Dengan adanya putusan yang telah berkekuatan inkracht atau hukum tetap tersebut, terdapat konsekuensi hukum tertentu, khususnya bagi para penggugat atau pemegang HGB. Akibat hukum tersebut mengharuskan para pemegang HGB untuk mematuhi persyaratan yang ditetapkan oleh pemegang HPL, dalam kasus ini adalah Pemerintah Kota Surabaya. Persyaratan tersebut mencakup mendapatkan persetujuan atau rekomendasi untuk perpanjangan HGB di atas HPL, yang kemudian harus didaftarkan ke kantor pertanahan. Berdasarkan fakta yang terungkap dalam persidangan, tanah yang menjadi objek Hak Guna Bangunan dimiliki oleh para pemegang HGB sebenarnya merupakan bagian dari tanah HPL yang dimiliki oleh Tergugat II, yaitu Pemerintah Kota Surabaya. Hal ini terbukti melalui dokumen tanah yang tercatat di Kantor Pertanahan Kota Surabaya, yang menunjukkan bahwa tanah tersebut tidak berumula dari tanah negara sebagaimana yang dinyatakan oleh para pemegang HGB [18]. Oleh karena itu, para pemegang HGB tidak terlepas dari kewajiban untuk memperoleh persetujuan terlebih dahulu dari pemegang HPL, dalam hal ini Pemerintah Kota Surabaya, sebelum memanfaatkan tanah yang terletak di Jemurwonosari. Dengan adanya putusan pengadilan yang telah berkekuatan hukum tetap, perihal ini mengikat para pihak dan menegaskan bahwa para pemegang HGB harus mematuhi persyaratan tersebut. Oleh karena itu, kewajiban untuk memperoleh rekomenasi atau persetujuan terlebih dahulu dari pemegang HPL tetap berlaku, dan keputusan pengadilan tersebut menjadi dasar hukum yang mengikat para pemegang HGB dalam melaksanakan tindakan terkait dengan tanah yang bersangkutan [19].

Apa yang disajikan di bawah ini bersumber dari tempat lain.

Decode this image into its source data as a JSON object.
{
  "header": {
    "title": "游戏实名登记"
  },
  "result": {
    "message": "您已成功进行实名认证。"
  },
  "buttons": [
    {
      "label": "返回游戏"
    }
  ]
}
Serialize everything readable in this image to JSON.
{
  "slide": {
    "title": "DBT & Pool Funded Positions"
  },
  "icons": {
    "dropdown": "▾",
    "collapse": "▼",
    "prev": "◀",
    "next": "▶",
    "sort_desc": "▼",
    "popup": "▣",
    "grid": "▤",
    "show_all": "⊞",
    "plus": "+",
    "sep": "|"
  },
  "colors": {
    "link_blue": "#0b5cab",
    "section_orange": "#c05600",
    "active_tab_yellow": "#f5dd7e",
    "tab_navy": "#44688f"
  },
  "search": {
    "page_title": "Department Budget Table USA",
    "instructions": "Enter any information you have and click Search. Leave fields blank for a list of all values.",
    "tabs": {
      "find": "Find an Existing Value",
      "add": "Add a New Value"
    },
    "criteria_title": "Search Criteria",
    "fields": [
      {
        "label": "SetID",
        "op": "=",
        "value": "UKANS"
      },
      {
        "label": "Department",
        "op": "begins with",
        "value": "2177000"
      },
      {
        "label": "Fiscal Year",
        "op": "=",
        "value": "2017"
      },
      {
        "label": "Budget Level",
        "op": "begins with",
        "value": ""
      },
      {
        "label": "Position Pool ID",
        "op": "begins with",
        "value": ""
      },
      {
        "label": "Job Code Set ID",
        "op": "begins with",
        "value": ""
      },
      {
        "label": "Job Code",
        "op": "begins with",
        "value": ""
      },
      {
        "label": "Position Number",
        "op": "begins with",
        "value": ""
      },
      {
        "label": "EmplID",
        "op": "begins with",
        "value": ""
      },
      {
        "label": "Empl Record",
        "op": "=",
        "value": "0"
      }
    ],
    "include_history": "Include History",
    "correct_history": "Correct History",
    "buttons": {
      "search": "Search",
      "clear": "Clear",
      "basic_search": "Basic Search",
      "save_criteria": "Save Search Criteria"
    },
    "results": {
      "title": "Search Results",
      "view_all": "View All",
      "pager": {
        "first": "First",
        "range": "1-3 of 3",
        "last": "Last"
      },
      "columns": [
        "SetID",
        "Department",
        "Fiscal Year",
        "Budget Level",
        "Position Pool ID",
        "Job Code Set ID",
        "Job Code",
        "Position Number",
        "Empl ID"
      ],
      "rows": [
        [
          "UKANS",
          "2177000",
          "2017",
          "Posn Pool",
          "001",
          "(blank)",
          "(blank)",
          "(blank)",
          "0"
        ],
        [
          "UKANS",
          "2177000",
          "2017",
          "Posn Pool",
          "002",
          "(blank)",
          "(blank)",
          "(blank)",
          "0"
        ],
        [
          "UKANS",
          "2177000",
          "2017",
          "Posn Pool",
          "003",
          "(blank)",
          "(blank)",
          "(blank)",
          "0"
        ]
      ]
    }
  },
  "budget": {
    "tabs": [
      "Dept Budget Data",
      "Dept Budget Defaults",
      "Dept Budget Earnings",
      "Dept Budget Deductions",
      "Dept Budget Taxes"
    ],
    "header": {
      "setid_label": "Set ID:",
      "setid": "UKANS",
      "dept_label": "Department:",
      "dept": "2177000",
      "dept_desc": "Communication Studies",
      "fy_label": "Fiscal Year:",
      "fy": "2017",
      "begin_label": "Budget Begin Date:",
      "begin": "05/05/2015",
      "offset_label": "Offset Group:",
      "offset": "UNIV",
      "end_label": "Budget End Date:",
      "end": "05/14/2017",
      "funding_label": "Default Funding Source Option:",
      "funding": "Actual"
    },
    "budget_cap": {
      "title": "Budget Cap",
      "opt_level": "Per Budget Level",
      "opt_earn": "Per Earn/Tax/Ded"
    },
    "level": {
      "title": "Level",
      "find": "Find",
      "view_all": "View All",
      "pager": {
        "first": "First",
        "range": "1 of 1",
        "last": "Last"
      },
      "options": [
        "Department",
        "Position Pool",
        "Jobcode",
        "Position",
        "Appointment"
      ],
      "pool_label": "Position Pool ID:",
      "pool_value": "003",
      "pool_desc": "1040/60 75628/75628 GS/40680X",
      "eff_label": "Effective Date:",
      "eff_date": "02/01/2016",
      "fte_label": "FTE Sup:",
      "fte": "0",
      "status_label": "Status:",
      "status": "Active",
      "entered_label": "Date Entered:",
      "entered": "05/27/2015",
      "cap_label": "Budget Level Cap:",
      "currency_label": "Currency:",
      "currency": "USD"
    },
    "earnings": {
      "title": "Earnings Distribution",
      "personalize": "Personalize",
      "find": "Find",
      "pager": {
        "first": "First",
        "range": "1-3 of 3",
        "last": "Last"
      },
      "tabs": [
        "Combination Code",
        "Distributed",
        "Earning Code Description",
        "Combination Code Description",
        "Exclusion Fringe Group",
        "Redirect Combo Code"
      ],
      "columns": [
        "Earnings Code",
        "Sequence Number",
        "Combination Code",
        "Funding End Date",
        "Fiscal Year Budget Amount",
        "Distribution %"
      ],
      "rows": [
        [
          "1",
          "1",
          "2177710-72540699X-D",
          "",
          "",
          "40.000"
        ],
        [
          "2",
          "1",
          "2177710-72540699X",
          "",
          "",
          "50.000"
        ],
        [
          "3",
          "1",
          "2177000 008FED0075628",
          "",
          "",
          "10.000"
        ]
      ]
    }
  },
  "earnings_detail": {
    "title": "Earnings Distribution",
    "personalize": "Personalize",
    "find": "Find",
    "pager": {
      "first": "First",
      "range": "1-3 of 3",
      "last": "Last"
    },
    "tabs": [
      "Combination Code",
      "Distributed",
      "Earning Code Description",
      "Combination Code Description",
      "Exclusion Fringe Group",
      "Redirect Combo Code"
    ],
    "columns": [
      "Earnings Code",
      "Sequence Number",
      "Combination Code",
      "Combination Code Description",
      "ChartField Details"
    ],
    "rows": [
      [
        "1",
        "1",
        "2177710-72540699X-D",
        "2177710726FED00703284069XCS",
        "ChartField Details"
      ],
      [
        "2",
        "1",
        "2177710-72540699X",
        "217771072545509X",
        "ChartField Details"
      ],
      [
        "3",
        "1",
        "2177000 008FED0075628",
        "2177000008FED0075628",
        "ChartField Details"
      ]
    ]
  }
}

Sama halnya yang telah disampaikan sebelumnya, penulis menilai hakim telah mengambil keputusan yang tepat menurut pendapatnya. Pasal 96 ayat (2) Permen Agraria dan Tata Ruang/Kepala Badan Pertanahan Nasional (Permen ATR/BPN) No 18 Tahun 2021 pun sejalan dengan pandangan tersebut. Permohonan perpanjangan dan pembaruan hak bisa dilaksanakan pengajuan bersamaan dengan permohonan pemberian hak dalam rangka HGB atas properti HPL setelah bangunan dan/atau fasilitas penunjangnya selesai dibangun atau dipergunakan dan dioperasikan secara efisien. Dengan demikian, pemanfaatan yang telah dilakukan oleh pemegang HGB selama ini tidak menjadi masalah, karena masih dapat diberikan perpanjangan dengan mematuhi persyaratan dan aturan yang berlaku. Salah satu persyaratan tersebut adalah membayar uang kompensasi atau retribusi untuk mendapatkan persetujuan dari pemegang HPL [20]. Berdasarkan Pasal 137 Ayat (2) jo. Pasal 7 Ayat (1) PP No 18 Tahun 2021, menjadi jelas bahwa pemegang HPL memiliki kewenangan untuk menyerahkan atau melakukan kerjasama atas bagian dari HPL untuk dimanfaatkan oleh pihak lain dalam jangka waktu tertentu. Selain itu, pemegang HPL dapat menentukan dan menerima tarif, uang pemasukan, ganti rugi, atau kompensasi dari pihak ketiga atas pemanfaatan tanah tersebut. Uang kompensasi tersebut merupakan konsekuensi dari pemanfaatan tanah HPL oleh pemegang HGB dalam periode waktu terkhusus. Dengan demikian, sebagai pihak yang berkeinginan untuk memperpanjang HGB atas tanah HPL, penting untuk mematuhi persyaratan dan ketentuan yang telah ditetapkan oleh pemegang HPL. Hal ini dilakukan dalam rangka memperoleh persetujuan perpanjangan HGB di atas HPL. Tanpa adanya persetujuan tersebut, proses pendaftaran di Kantor Pertanahan setempat tidak dapat dilakukan. [21] Ketidakmemenuhi persyaratan dan ketentuan yang ditetapkan oleh pemegang HPL berpotensi membuat proses penerbitan sertifikat menjadi tidak sah. Oleh karena itu, kelengkapan persyaratan, termasuk persetujuan dari pemegang HPL, menjadi hal yang krusial dalam proses perpanjangan HGB.

Simpulan

Dari uraian pada bab-bab terdahulu telah dijelaskan mengenai mekanisme perpanjangan jangka waktu HGB yang timbul dariHPL dimana terdapat syarat-syarat dan tahapan yang harus dilalui oleh pemegang hak dalam rangka memperoleh perpanjangan jangka waktu, tentunya hal ini berbeda jauh dengan HGB yang berasal dari tanah negara. Pemegang HGB diharuskan memenuhi syarat sebagaimana ketentuan pada Pasal 40 PP 18 Tahun 2021 serta yang menjadi unsur utama dalam proses pemberian maupun perpanjangan HGB di atas HPL yaitu wajib memperoleh persetujuan dari pemegang HPL terlebih dahulu, dimana dalam rangka mendapatkan persetujuan tersebut terdapat kewajiban-kewajiban yang harus dilaksanakan oleh pemegang HGB yang dituangkan dalam Perjanjian Pemanfaatan Tanah termasuk didalamnya adalah membayar sejumlah uang untuk kompensasi/pemasukan kepada pemegang HPL atas pemanfaatan tanah HGB di atas HPL yang jumlahnya ditentuankan oleh pemegang HPL.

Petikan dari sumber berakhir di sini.